I’ve formed and dissolved businesses in my life and believe the District is not being entirely honest regarding this. As far as the State of Illinois is concerned, the business was dissolved on 2/10/2022. It is accurate that the license does automatically expire, however, the event which triggers the automatic expiration is the lack of filing an annual report. It’s evident they did not file the 2021 annual report and the business was dissolved in Feb 2022. The District claims no business was conducted during this operating period, but I cannot verify those facts.

These points are a red herring, though. It doesn’t matter when the business was dissolved - awarding no bid contracts to former or current business partners, in any fashion, is a conflict of interest. Even if these consultants were the only people on Earth capable of providing such services, this remains a conflict of interest. I would argue that awarding contracts to former coworkers, as the District also does2 is also a conflict of interest, even without having formed a business together. There are plenty of processes to handle this type of conflict of interest, all of which the District elected not to do.

In 2021, Evanston Roundtable approached the District 65 School Board with a similar case regarding Sagebird Consulting and the District’s policy regarding awarding contracts (policy 2.170).

“We will be revisiting policy 2.170 at a future policy meeting.” 

Section 4.60 provides, “No purchase of contract shall be made or entered into as a result of favoritism….” 

And they quote a Board Member;

At the end of the Board’s Finance Committee meeting on Feb. 8, Mr. Hailpern said that a Board Policy provides that contracts over $25,000 must be brought to the Board for approval. He said he wanted the Finance Committee to discuss lowering that amount, “specifically so that purchases cannot be done without Board approval at a lower threshold.

“I think for me, that’s just one way that we can slow the rate of spending, and bring a little bit more oversight to the financial interests of the District long term.”

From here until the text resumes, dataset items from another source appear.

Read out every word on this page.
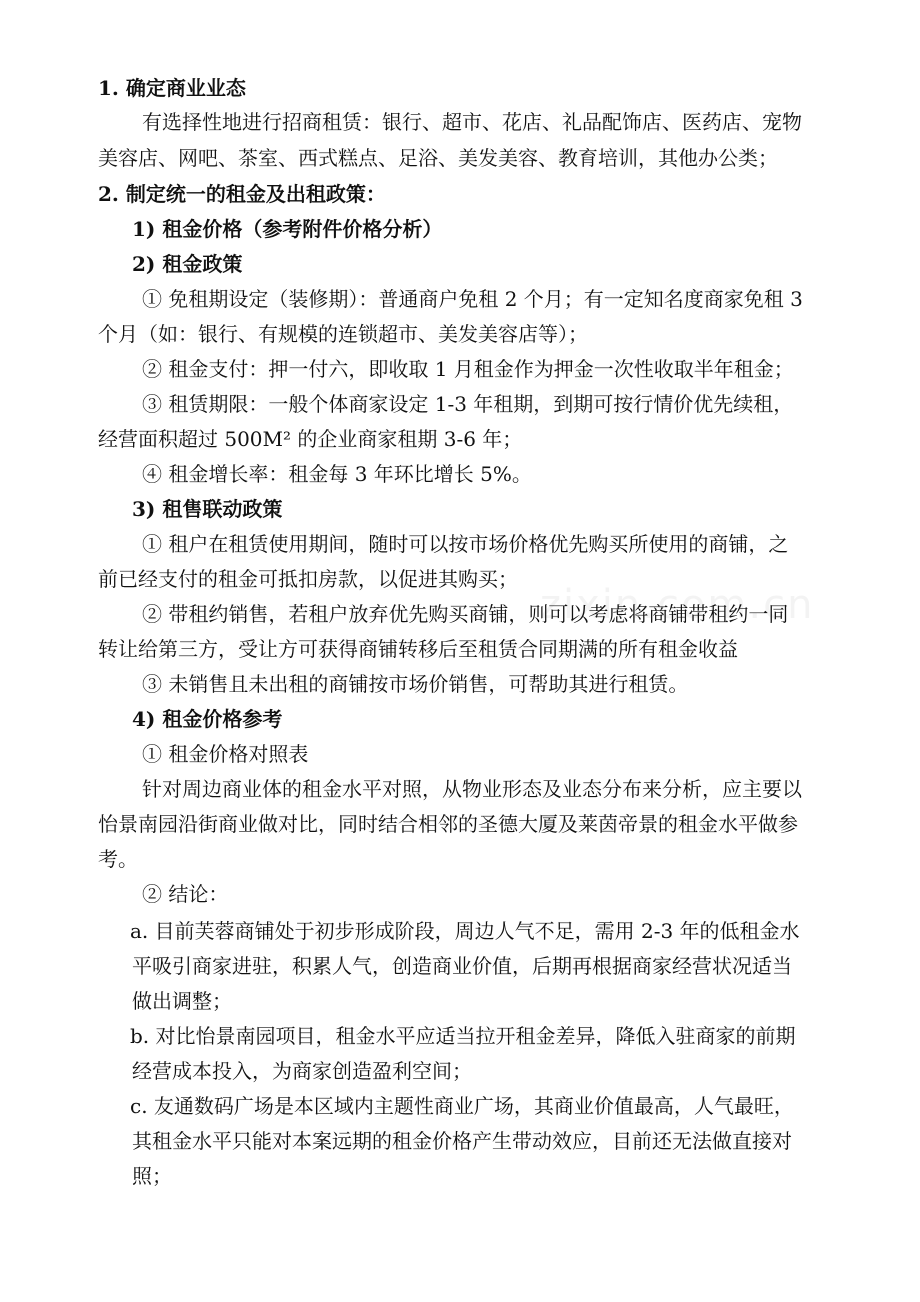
1. 确定商业业态
有选择性地进行招商租赁：银行、超市、花店、礼品配饰店、医药店、宠物
美容店、网吧、茶室、西式糕点、足浴、美发美容、教育培训，其他办公类；
2. 制定统一的租金及出租政策：
1) 租金价格（参考附件价格分析）
2) 租金政策
① 免租期设定（装修期）：普通商户免租 2 个月；有一定知名度商家免租 3
个月（如：银行、有规模的连锁超市、美发美容店等）；
② 租金支付：押一付六，即收取 1 月租金作为押金一次性收取半年租金；
③ 租赁期限：一般个体商家设定 1-3 年租期，到期可按行情价优先续租，
经营面积超过 500M² 的企业商家租期 3-6 年；
④ 租金增长率：租金每 3 年环比增长 5%。
3) 租售联动政策
① 租户在租赁使用期间，随时可以按市场价格优先购买所使用的商铺，之
前已经支付的租金可抵扣房款，以促进其购买；
② 带租约销售，若租户放弃优先购买商铺，则可以考虑将商铺带租约一同
转让给第三方，受让方可获得商铺转移后至租赁合同期满的所有租金收益
③ 未销售且未出租的商铺按市场价销售，可帮助其进行租赁。
4) 租金价格参考
① 租金价格对照表
针对周边商业体的租金水平对照，从物业形态及业态分布来分析，应主要以
怡景南园沿街商业做对比，同时结合相邻的圣德大厦及莱茵帝景的租金水平做参
考。
② 结论：
a. 目前芙蓉商铺处于初步形成阶段，周边人气不足，需用 2-3 年的低租金水
平吸引商家进驻，积累人气，创造商业价值，后期再根据商家经营状况适当
做出调整；
b. 对比怡景南园项目，租金水平应适当拉开租金差异，降低入驻商家的前期
经营成本投入，为商家创造盈利空间；
c. 友通数码广场是本区域内主题性商业广场，其商业价值最高，人气最旺，
其租金水平只能对本案远期的租金价格产生带动效应，目前还无法做直接对
照；
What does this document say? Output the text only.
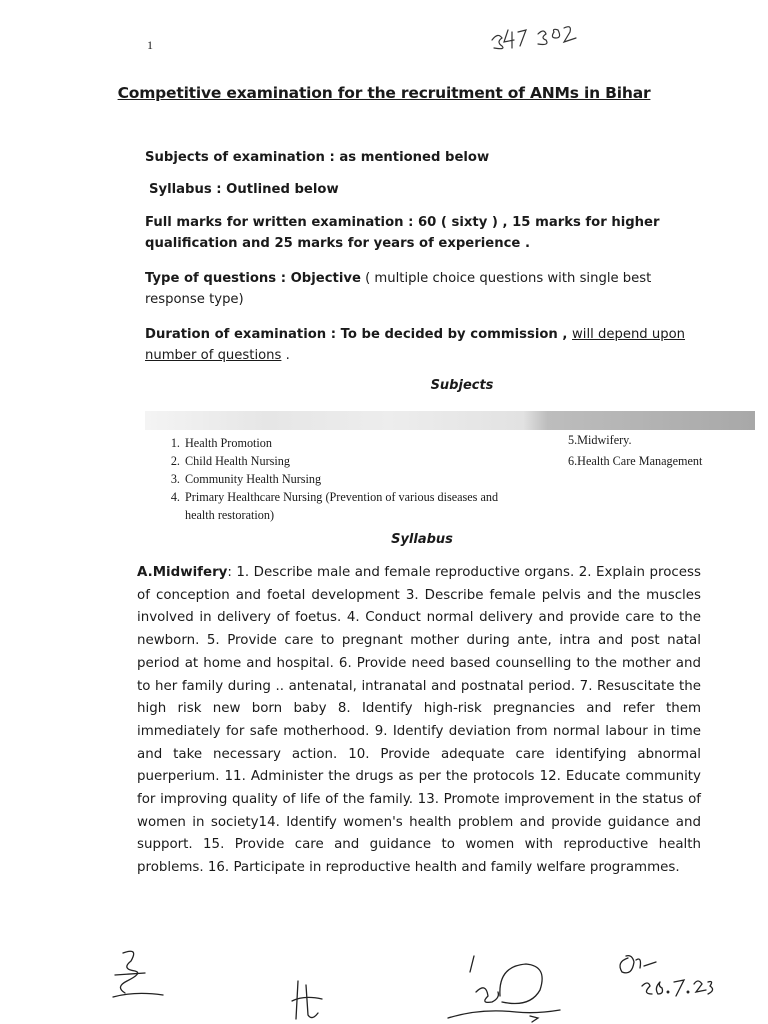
1
Competitive examination for the recruitment of ANMs in Bihar
Subjects of examination : as mentioned below
Syllabus : Outlined below
Full marks for written examination : 60 ( sixty ) , 15 marks for higher
qualification and 25 marks for years of experience .
Type of questions : Objective ( multiple choice questions with single best
response type)
Duration of examination : To be decided by commission , will depend upon
number of questions .
Subjects
1. Health Promotion
2. Child Health Nursing
3. Community Health Nursing
4. Primary Healthcare Nursing (Prevention of various diseases and health restoration)
5.Midwifery.
6.Health Care Management
Syllabus
A.Midwifery: 1. Describe male and female reproductive organs. 2. Explain process of conception and foetal development 3. Describe female pelvis and the muscles involved in delivery of foetus. 4. Conduct normal delivery and provide care to the newborn. 5. Provide care to pregnant mother during ante, intra and post natal period at home and hospital. 6. Provide need based counselling to the mother and to her family during .. antenatal, intranatal and postnatal period. 7. Resuscitate the high risk new born baby 8. Identify high-risk pregnancies and refer them immediately for safe motherhood. 9. Identify deviation from normal labour in time and take necessary action. 10. Provide adequate care identifying abnormal puerperium. 11. Administer the drugs as per the protocols 12. Educate community for improving quality of life of the family. 13. Promote improvement in the status of women in society14. Identify women's health problem and provide guidance and support. 15. Provide care and guidance to women with reproductive health problems. 16. Participate in reproductive health and family welfare programmes.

Sounds like the follow-up meeting never happened.

1

Per D65’s website, “In June 2020, Evanston/Skokie School District 65 welcomed Dr. Devon Horton as its new Superintendent of Schools.” I also find the founding of a new business, immediately after he was hired by the Board to itself, worrysome.

2

See contracts awarded to Frontier Consulting, for example. The owner of Frontier Consulting worked with Dr. Horton at Wendell Phillips Academy in 2011-12. Or consider the case of Sagebird consulting, documented by Evanston Rountable.